229.02 - 234.51
169.21 - 260.10
55.82M / 54.92M (Avg.)
32.24 | 7.26
Shows the trajectory of a company's cash-generation capacity. Consistent growth in operating and free cash flow suggests a robust, self-funding business model—crucial for value investors seeking undervalued, cash-rich opportunities.
-20.96%
Negative net income growth while SONO stands at 26.53%. Joel Greenblatt would see a comparative disadvantage in bottom-line performance.
0.94%
Less D&A growth vs. SONO's 13.77%, reducing the hit to reported earnings. David Dodd would confirm that core assets remain sufficient.
41.75%
Deferred tax of 41.75% while SONO is zero at 0.00%. Bruce Berkowitz would see a partial difference that can matter for future cash flow if large in magnitude.
-1.97%
Negative yoy SBC while SONO is 9.81%. Joel Greenblatt would see less immediate dilution advantage if talent levels remain strong.
-62.68%
Both reduce yoy usage, with SONO at -197.07%. Martin Whitman would find an industry or cyclical factor prompting leaner operational approaches.
-132.26%
Both yoy AR lines negative, with SONO at -143.22%. Martin Whitman would suspect an overall sector lean approach or softer demand.
-19.19%
Negative yoy inventory while SONO is 86.66%. Joel Greenblatt would see a near-term cash advantage if top-line doesn't suffer.
117.70%
AP growth of 117.70% while SONO is zero at 0.00%. Bruce Berkowitz would see a moderate difference that might matter for short-term liquidity if expansions are large.
25.10%
Some yoy usage while SONO is negative at -87.63%. John Neff would see competitor possibly generating more free cash from minor accounts than we do.
3.08%
Lower 'other non-cash' growth vs. SONO's 93.14%, indicating steadier reported figures.
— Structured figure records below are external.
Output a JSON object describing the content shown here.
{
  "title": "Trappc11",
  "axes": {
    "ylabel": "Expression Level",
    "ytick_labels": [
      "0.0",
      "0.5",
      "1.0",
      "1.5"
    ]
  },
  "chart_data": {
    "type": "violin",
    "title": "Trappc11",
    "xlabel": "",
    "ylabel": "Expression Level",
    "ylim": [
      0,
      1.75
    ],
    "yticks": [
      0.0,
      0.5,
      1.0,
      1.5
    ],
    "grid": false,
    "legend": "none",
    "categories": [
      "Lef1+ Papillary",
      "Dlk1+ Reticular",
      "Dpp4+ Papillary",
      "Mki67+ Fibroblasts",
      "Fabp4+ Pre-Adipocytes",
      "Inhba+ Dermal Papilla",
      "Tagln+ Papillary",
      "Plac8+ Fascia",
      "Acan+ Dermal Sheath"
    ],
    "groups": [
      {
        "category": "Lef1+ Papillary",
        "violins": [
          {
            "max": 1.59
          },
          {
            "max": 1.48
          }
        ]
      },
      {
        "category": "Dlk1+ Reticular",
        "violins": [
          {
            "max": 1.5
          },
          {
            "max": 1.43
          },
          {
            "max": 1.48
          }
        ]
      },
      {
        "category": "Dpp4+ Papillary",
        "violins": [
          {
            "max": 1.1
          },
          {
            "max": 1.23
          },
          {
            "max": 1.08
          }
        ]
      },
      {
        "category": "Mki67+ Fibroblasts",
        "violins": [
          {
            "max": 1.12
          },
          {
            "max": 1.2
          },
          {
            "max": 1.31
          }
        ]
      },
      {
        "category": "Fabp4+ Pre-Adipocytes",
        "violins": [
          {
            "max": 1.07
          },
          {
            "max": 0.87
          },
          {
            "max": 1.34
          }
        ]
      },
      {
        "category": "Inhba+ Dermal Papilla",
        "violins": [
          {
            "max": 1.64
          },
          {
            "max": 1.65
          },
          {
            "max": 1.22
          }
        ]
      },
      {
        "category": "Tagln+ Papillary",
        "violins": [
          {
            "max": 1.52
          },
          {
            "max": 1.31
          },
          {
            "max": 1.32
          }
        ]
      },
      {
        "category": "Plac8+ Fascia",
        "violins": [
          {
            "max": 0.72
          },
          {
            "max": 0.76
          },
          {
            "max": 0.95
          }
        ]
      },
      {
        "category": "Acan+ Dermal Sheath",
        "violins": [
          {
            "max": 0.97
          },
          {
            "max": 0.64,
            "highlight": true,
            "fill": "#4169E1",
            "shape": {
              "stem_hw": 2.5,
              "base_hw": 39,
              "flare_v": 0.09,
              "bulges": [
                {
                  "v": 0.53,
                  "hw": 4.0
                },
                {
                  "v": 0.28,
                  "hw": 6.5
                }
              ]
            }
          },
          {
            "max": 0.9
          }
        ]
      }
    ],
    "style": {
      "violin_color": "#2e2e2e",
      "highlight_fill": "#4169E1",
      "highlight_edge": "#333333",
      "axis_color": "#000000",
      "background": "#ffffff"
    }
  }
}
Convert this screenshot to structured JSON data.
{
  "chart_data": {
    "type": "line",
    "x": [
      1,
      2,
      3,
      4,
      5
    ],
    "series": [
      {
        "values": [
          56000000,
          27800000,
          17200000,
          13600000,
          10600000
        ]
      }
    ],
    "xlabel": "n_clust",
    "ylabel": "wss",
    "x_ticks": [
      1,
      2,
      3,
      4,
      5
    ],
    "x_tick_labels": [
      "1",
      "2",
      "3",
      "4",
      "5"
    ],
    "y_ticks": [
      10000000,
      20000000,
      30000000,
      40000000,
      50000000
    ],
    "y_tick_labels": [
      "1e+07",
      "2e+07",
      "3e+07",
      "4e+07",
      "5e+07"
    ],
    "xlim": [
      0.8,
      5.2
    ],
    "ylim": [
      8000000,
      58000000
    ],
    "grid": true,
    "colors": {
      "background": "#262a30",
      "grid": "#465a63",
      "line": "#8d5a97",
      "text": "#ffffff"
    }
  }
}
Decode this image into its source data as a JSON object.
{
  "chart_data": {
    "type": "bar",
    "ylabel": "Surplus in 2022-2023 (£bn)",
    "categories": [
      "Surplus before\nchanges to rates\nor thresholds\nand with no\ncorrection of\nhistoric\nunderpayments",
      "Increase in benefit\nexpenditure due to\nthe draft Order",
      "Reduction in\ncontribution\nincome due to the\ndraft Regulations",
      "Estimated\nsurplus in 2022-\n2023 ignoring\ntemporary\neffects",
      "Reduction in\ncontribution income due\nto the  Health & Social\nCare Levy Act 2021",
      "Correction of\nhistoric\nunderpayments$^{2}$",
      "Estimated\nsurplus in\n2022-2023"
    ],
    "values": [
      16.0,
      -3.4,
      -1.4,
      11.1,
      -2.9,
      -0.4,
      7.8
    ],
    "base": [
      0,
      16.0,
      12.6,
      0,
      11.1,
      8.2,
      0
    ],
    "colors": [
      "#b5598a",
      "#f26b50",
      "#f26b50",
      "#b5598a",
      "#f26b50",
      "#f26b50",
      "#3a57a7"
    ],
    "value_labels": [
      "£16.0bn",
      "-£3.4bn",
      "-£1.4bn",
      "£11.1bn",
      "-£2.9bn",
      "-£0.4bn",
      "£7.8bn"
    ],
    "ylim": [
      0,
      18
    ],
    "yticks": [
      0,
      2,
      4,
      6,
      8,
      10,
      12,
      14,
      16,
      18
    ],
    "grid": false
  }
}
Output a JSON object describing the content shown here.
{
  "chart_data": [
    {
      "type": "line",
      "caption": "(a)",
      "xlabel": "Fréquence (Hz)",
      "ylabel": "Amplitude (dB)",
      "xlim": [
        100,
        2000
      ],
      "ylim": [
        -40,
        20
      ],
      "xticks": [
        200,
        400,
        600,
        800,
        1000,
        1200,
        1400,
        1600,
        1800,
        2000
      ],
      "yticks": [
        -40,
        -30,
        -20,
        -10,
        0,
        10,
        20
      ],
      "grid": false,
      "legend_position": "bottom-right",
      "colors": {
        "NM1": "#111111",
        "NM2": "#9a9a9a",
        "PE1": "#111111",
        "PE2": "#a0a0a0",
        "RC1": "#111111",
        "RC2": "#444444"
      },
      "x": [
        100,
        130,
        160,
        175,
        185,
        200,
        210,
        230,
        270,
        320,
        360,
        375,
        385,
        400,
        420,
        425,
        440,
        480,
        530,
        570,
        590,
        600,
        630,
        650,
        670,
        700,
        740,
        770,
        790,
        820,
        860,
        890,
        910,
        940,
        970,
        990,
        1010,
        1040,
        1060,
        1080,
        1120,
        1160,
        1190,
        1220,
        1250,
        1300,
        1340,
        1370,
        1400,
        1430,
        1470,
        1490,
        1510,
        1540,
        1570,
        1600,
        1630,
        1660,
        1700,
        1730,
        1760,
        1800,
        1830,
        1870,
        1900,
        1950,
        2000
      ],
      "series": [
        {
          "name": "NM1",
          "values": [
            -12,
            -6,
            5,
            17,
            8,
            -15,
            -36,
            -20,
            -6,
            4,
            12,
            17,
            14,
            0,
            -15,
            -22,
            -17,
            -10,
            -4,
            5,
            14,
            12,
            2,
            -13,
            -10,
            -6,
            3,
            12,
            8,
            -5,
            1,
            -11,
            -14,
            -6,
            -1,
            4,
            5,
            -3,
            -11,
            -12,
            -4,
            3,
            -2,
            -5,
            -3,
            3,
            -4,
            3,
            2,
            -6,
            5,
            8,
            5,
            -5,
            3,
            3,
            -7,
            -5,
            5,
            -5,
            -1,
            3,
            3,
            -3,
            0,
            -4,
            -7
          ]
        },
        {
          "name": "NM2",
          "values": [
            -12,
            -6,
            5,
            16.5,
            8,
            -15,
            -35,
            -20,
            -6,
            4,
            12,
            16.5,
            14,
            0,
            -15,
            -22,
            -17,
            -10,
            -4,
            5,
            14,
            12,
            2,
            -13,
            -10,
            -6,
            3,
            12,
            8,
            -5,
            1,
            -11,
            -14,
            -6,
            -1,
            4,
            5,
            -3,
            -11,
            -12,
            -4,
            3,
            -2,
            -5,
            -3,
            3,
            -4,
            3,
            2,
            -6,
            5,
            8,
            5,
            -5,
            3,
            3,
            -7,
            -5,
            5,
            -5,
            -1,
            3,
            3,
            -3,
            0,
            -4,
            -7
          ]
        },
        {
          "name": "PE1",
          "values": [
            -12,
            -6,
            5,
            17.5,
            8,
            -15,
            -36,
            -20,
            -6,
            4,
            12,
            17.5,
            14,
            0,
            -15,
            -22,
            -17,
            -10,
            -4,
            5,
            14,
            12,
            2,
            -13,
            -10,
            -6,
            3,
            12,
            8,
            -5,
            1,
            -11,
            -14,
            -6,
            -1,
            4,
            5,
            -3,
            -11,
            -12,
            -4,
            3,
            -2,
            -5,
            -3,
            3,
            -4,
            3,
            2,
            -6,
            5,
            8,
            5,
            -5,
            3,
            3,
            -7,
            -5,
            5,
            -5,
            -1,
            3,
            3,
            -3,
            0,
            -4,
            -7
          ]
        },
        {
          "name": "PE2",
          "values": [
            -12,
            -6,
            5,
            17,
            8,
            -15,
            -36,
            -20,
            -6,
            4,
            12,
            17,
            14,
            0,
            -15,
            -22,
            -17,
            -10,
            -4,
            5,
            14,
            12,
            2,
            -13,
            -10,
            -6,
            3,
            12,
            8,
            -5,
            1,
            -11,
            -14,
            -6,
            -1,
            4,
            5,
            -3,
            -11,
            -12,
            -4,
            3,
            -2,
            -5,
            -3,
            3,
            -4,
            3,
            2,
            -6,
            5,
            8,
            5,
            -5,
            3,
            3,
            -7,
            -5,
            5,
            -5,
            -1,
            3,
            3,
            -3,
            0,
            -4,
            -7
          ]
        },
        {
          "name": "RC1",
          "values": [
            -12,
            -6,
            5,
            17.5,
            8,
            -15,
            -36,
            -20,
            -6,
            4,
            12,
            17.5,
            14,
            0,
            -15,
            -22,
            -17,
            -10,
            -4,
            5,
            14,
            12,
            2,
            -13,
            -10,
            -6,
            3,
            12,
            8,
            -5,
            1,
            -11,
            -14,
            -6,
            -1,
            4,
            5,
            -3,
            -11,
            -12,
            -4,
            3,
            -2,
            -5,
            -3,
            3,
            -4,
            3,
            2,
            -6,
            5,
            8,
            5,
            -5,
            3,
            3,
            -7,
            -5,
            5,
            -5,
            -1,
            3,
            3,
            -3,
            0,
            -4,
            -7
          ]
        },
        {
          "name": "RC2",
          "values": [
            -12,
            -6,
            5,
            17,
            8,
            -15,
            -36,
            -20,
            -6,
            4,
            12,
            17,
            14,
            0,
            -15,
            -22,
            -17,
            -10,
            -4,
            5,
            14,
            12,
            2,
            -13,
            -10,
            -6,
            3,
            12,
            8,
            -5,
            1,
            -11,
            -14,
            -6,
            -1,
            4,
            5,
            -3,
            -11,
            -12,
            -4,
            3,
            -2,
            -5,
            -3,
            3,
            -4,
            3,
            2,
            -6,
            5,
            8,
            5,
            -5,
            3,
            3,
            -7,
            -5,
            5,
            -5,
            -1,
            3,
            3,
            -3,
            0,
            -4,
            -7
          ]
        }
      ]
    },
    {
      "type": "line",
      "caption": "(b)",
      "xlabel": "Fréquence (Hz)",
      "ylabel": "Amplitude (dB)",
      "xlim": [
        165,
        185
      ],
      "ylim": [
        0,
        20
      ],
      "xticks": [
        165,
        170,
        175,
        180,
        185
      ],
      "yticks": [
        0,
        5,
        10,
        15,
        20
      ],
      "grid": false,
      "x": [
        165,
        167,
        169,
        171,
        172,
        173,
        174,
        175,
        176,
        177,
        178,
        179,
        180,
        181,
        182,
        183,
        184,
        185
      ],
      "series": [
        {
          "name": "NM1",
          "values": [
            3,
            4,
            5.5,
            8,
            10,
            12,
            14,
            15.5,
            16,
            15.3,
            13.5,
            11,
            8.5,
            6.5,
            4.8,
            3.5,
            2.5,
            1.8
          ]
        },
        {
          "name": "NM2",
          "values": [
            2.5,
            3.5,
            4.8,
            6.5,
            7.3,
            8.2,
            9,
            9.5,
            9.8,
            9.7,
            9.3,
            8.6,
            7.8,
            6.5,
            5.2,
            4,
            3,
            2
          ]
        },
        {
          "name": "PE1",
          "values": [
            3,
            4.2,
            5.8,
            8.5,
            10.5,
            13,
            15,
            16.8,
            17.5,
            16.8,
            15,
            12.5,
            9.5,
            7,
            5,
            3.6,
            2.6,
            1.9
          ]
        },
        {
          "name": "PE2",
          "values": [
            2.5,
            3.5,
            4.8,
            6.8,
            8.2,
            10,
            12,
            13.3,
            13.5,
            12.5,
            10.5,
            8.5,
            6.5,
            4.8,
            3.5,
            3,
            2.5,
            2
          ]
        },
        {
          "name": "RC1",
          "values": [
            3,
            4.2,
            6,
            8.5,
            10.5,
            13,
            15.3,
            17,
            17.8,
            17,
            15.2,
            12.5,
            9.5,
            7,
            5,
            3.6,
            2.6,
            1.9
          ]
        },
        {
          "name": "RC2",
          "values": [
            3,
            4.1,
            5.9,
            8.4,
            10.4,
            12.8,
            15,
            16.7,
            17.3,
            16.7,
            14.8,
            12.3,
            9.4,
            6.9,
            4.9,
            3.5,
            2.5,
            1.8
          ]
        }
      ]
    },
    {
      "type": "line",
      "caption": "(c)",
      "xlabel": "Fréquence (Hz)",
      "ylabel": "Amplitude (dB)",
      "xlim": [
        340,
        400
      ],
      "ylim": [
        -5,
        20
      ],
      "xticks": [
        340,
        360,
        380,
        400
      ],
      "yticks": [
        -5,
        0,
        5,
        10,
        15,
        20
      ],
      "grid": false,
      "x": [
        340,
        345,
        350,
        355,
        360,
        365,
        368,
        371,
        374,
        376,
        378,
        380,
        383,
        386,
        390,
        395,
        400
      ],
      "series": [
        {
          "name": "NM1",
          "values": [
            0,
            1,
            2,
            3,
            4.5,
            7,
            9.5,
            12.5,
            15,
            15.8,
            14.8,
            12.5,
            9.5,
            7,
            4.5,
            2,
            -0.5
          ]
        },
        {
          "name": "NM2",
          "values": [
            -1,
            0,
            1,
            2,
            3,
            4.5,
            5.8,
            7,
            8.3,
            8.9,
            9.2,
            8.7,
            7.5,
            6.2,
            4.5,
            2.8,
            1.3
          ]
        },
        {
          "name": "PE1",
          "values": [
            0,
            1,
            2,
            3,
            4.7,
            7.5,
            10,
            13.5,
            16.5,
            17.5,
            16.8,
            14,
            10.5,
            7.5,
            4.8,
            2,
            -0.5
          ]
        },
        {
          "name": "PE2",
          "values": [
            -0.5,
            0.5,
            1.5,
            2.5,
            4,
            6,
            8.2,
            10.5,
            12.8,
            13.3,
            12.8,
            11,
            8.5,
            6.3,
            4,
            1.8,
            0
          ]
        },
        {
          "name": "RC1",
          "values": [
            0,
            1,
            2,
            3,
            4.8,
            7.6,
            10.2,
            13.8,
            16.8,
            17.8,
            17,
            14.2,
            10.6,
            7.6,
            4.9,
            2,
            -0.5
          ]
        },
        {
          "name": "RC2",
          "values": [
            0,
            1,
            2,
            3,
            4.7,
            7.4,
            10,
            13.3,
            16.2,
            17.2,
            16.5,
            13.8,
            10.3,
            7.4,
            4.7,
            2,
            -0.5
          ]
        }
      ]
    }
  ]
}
David Dodd would confirm no missed necessary write-downs or gains.
-31.01%
Negative yoy CFO while SONO is 9.80%. Joel Greenblatt would see a disadvantage in operational cash generation vs. competitor.
21.72%
Some CapEx rise while SONO is negative at -60.58%. John Neff would see competitor possibly building capacity while we hold back expansions.
-262.00%
Negative yoy acquisition while SONO stands at 0.00%. Joel Greenblatt sees potential short-term cash advantage unless competitor’s deals yield big synergy.
46.93%
Purchases growth of 46.93% while SONO is zero at 0.00%. Bruce Berkowitz sees a mild difference in portfolio building that might matter for returns.
-31.75%
We reduce yoy sales while SONO is 0.00%. Joel Greenblatt sees competitor possibly capitalizing on market peaks or forced to raise cash while we hold tight.
21.28%
Growth of 21.28% while SONO is zero at 0.00%. Bruce Berkowitz sees a moderate difference requiring justification by ROI in these smaller invests.
77.61%
We have mild expansions while SONO is negative at -60.58%. John Neff sees competitor possibly divesting or pausing expansions more aggressively.
No Data
No Data available this quarter, please select a different quarter.
-99.63%
Negative yoy issuance while SONO is 0.00%. Joel Greenblatt sees a near-term advantage in avoiding dilution unless competitor invests more effectively with the new shares.
0.95%
Buyback growth of 0.95% while SONO is zero at 0.00%. Bruce Berkowitz sees a modest per-share advantage that might accumulate if the stock is below intrinsic value.